On 8 September Bulgaria declared war against Nazi Germany. After the Niš operation the Bulgarians began a campaign in the region of Anamorava, in eastern Kosovo attacking Albanian and German soldiers. The campaign resulted in the capture of several towns in Anamorava. To combat the Bulgarian and Yugoslav expansion, Albanian forces formed a frontline that stretched from the village of Ceraja, Vushtrri to Kumanovo and held 20,000 troops which were divided into 6 battalions led by Shashivar Aliu from Mitrovica.

== Battle ==
On 15 October 1944, two brigades of the 2nd Bulgarian Army began attacking the ballist frontlines in the villages near Pristina with the goal of penetrating and capturing the town.

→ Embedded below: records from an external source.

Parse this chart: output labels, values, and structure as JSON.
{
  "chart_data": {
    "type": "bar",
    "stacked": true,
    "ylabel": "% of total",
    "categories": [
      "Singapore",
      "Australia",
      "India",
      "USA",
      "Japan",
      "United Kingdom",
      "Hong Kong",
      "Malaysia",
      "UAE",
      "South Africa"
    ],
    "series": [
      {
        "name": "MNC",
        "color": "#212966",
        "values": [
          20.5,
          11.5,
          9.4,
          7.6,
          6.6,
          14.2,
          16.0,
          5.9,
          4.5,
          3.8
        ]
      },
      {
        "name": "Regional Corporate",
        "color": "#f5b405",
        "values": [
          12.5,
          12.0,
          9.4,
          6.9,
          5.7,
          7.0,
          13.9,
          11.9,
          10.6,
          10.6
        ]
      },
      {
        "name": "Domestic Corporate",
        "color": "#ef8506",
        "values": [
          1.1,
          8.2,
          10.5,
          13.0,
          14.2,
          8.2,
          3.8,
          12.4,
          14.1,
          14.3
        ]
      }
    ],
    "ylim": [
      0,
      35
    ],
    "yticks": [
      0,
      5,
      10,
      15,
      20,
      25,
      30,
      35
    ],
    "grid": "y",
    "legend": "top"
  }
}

The Bulgarians engaged with the 4th regiment of Balli Kombëtar in the village of Prapashticë. The ballist army also included local volunteers and soldiers from the Second League of Prizren. The forces of Prapashticë were commanded by several "well known" Ballist generals, including Isak Domi, Mulla Idriz Gjilani, Mulla Sefë Govori, Nazmi Budrika, Shefqet Bullykbashi as well as several other generals from Gollak.

The fighting began on the 15th of October, when the Bulgarians armed with cannons attacked the Albanian positions. The harsh terrain filled with hills made it difficult for the Bulgarian forces to advance against the Ballist forces, which ultimately led to their defeat. The Bulgarian forces began regrouping and attacked the village for a second time on 18 October. The ballist which had called reinforcements resisted the Bulgarian forces for three days before mounting a counterattack against the Bulgarians. The counterattack led to the retreat of the Bulgarian forces, which suffered heavy casualties and lost large amounts of equipment, which was seized by the Ballists.

The ballists suffered 60 deaths, while the Bulgarians suffered 600 deaths and lost 12 cannons. Albanian forces also seized a machine gun and a mortar, and also captured hundreds of rifles. The Bulgarians also lost 60 draft animals.

== Aftermath ==
Despite the Albanian victory in Prapashtica, the Bulgarian offensive in Karadak and Gollak continued. Between 25 and 27 October the Bulgarian forces captured the villages of Tabanovce, Staro Nagoričane, Novo Nagoričane, Žujince, Moravica and Bukarevac. Despite heavy Albanian resistance, by the end of October most of the villages near Pristina were captured, while the city fell on 19 November.